Bach maakt gebruik van teksten uit het Hooglied. En het openingskoor biedt al de sleutel, waarin de dochters van Sion – in casu wij als hoorders – geroepen worden de bruid te steunen in haar weeklacht om het ‘lot’ van haar bruidegom. Hij gaat zijn proces en veroordeling tegemoet, een rechtszaak die voor en tegen staat en ‘kerk’ niet te winnen valt. Maar – hier stuiten we op het onbegrijpelijke, het ergerniswekkende, het dwaze: die hij ook niet winnen wil.

Wat voor de overheden een rechtsgeding is, wat ook nog al in een rigide kille verzoeningsleer zijn beslag heeft gekregen, is door Bach denk ik terecht verstaan als een liefdesaffaire.

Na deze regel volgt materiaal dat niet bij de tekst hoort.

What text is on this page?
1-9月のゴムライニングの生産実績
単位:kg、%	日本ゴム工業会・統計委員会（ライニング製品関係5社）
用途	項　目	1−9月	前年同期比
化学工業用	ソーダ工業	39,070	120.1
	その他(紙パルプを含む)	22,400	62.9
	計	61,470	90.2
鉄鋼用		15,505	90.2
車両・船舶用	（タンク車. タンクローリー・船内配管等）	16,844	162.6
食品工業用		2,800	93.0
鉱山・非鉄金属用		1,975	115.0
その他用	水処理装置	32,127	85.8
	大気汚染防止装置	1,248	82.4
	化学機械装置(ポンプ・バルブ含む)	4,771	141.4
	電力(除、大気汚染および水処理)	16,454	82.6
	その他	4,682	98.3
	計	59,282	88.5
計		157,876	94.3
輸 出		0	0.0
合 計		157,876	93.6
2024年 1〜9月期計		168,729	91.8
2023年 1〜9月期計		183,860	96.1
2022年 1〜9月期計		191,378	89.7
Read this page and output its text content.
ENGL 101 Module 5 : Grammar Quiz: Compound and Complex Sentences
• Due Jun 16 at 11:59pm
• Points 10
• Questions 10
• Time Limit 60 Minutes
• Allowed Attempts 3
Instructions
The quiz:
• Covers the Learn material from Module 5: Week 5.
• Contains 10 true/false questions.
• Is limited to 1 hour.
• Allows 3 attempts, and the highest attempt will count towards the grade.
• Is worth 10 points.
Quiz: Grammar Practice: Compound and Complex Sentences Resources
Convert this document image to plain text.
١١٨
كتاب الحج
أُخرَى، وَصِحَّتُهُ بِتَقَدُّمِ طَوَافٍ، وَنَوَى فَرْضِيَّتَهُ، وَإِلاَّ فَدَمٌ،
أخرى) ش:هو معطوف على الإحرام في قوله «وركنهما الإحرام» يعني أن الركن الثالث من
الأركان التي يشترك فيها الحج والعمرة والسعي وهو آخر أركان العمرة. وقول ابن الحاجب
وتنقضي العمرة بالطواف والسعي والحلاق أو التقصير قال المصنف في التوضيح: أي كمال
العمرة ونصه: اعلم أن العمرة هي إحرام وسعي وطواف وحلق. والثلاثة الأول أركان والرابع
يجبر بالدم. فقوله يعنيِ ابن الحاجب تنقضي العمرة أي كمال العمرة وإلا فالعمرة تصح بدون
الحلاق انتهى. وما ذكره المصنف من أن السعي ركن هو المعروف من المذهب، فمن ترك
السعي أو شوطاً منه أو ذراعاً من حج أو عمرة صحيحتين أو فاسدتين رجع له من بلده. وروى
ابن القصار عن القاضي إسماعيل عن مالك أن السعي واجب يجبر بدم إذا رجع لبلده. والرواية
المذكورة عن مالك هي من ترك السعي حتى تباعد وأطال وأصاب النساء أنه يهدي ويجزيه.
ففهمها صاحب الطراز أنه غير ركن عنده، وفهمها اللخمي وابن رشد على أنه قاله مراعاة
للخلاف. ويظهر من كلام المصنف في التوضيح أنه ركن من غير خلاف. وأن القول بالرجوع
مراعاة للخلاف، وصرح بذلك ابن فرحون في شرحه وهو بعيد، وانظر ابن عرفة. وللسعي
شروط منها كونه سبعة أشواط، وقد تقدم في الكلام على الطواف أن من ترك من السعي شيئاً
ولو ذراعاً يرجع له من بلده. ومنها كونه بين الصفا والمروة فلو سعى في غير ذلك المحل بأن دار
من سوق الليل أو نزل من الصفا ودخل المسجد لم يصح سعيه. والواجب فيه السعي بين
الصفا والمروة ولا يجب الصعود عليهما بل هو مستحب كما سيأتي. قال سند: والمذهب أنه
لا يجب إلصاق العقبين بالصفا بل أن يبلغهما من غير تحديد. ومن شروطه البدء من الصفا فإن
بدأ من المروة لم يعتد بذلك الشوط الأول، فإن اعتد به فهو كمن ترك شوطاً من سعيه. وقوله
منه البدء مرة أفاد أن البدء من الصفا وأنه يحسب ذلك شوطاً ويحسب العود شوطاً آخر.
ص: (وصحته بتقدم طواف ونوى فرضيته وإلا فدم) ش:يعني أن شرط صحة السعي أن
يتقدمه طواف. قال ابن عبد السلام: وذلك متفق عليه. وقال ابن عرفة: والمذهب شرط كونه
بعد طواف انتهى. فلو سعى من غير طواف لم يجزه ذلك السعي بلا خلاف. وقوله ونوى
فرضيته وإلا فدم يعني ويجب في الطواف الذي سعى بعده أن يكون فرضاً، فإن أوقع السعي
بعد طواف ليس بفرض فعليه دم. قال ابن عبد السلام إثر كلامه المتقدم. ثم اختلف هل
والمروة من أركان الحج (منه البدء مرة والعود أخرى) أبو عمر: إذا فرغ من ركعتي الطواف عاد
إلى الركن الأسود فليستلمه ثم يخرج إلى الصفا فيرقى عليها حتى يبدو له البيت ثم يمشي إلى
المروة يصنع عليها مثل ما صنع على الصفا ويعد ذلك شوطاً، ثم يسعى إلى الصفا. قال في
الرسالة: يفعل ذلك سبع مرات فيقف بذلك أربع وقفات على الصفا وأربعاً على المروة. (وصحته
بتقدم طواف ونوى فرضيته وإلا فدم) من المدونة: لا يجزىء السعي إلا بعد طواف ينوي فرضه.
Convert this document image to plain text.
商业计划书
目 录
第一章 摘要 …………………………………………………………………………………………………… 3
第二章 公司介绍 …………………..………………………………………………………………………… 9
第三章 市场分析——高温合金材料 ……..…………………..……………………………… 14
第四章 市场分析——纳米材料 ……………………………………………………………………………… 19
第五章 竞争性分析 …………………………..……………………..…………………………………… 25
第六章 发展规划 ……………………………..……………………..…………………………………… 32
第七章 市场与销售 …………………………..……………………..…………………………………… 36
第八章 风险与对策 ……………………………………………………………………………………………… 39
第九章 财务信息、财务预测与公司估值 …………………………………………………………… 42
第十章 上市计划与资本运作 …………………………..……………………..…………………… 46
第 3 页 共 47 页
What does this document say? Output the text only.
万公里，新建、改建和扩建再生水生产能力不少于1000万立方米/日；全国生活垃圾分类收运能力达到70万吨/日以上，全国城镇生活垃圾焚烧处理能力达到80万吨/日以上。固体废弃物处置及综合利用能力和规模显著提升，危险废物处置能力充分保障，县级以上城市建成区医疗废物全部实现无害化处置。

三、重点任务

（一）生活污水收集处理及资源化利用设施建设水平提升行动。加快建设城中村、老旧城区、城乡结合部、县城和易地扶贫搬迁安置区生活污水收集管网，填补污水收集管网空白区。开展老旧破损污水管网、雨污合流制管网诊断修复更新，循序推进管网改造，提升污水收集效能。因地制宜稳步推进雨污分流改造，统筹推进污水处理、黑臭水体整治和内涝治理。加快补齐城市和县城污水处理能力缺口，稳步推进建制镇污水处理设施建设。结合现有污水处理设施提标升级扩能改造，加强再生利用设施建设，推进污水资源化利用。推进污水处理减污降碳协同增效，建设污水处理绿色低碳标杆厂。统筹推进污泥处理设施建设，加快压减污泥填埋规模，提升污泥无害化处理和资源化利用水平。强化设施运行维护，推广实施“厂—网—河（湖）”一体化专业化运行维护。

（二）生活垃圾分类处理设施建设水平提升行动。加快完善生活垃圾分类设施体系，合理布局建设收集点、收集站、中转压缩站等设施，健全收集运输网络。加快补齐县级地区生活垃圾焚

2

Zoals Maria van Bethanië een heel jaarsalaris spendeert aan nardusolie, daarmee zichzelf totaal geeft, zo geeft de bruidegom zich totaal tot in de dood en juist daardoor door de dood heen.

De nardus druipt door Bachs muziek, de geur van mirre stijgt uit al zijn noten op. Het is het jongenskoor dat met hun heldere alles overstijgende stemmen getuigt van het offer van het Lam. Hoog boven ons uit, boven hem en haar en de dochters van Sion, boven ons uit, welft gezongen het doel en de zin van zijn weg.

Totale liefde, kostbaarder en kostelijker nog dan een kruik nardus. Prachtig verwoord in die aria die steeds weer naar de keel grijpt: ‘Aus Liebe will mein Heiland sterben’. De Bruidegom redt het huwelijk met zijn Bruid, zijn gemeente door zijn liefdesoffer. Aangrijpender kan niet, aangrijpender verklankt al helemaal niet.

In mijn kerkloze tijd, zeg maar mijn ‘stadhouderloos tijdperk’, is het vooral Bach geweest, in al zijn werk, maar vooral in de Matthäus die me met de Ene verbond. Geen beter prediker dan hij die in mijn leven kwam dankzij de grootvader van de toekomstige predikant van Wapenveld.